When building for longevity however, the builder had better be compulsive about measurements and cleanliness in the assembly area. Even with good measurements, an engine assembled in a dirty shack is likely to have a service life perhaps 50% or less of one assembled in a clean-room environment.

So what was the bad news? How does material quality affect me and this engine build in particular?

Next time.

Was ist das "Boxermotor" mein Herr?

A brief sojourn into the horizontally opposed engine, for the uninitiated.

The video below is a product of Subaru, so obviously it pitches the 1966 beginnings of the Subaru boxer engine. But the more important point is that this video shows why the boxer is a superior design, both from a longevity standpoint, as well as from a performance and practicality standpoint.

Josef Kales, under the direction of Ferdinand Porsche created the Boxer motor, a horizontally opposed four cylinder engine for the 1932 NSU Typ 32 protoype. The engine design was later evolved by Franz Xavier Reimspieß for the Volks-auto, later to become the KDF-wagen under Adolf Hitler's reign, and finally the Volkswagen, risen from the ashes of the Third Reich.

Sadly, Volkswagen AG came to see the boxer engine as a liability rather than a strength, conforming increasingly to other motor-trends such as inline overhead cam engines mated to transverse gearboxes which became popular in the late sixties and early seventies. While VW de México continued to manufacture and sell the venerable air-cooled boxer in their domestic incarnation of the VW Beetle through 2003, Volkswagen AG wanted nothing more to do with the boxer.
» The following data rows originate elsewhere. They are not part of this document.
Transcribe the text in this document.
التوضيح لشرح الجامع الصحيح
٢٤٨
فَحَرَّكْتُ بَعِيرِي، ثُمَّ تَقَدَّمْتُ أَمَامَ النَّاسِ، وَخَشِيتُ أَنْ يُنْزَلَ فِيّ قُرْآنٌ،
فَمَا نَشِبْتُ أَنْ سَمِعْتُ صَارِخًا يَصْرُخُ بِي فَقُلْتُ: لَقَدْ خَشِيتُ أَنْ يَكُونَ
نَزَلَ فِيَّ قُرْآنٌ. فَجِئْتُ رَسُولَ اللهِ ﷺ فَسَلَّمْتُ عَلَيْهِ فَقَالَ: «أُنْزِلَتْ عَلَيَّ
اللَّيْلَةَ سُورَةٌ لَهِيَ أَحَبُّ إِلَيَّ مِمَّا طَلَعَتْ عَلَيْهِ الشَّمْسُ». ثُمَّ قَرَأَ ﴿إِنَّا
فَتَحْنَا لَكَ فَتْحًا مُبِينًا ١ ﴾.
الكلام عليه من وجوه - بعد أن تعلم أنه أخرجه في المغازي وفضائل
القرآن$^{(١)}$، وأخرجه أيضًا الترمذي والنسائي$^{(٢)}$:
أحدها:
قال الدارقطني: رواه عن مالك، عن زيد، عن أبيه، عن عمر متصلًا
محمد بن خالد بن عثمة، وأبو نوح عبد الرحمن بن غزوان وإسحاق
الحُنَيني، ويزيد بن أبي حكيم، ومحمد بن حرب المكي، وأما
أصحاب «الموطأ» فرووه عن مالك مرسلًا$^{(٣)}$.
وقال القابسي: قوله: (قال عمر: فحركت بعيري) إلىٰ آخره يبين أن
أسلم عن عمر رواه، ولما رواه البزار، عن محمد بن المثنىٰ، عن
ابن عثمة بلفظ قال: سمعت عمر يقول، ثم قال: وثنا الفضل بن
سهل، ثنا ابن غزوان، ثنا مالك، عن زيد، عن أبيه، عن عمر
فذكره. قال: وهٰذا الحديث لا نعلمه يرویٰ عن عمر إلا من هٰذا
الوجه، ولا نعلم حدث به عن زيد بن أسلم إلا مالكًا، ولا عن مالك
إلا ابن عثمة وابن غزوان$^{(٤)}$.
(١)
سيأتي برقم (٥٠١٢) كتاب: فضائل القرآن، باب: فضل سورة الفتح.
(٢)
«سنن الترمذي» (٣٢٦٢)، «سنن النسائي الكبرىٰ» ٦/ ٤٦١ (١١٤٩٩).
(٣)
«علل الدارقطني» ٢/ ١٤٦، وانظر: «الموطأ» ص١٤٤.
Ironically, just as VW was trying to abandon the boxer, Subaru was 'reinventing the wheel' with their new boxer engine which first saw production in 1966. While not the first or only Japanese company to build boxer engines, Subaru has remained at the fore-front of boxer development since it took over the crown from VW in the early 1970s. Today, boxers are used in many cars, including the new Scion (Toyota) FR-S, which uses a Subaru-built boxer with Toyota engineered heads.

It seems that the boxer is going to keep living a long and happy life. With or without VW.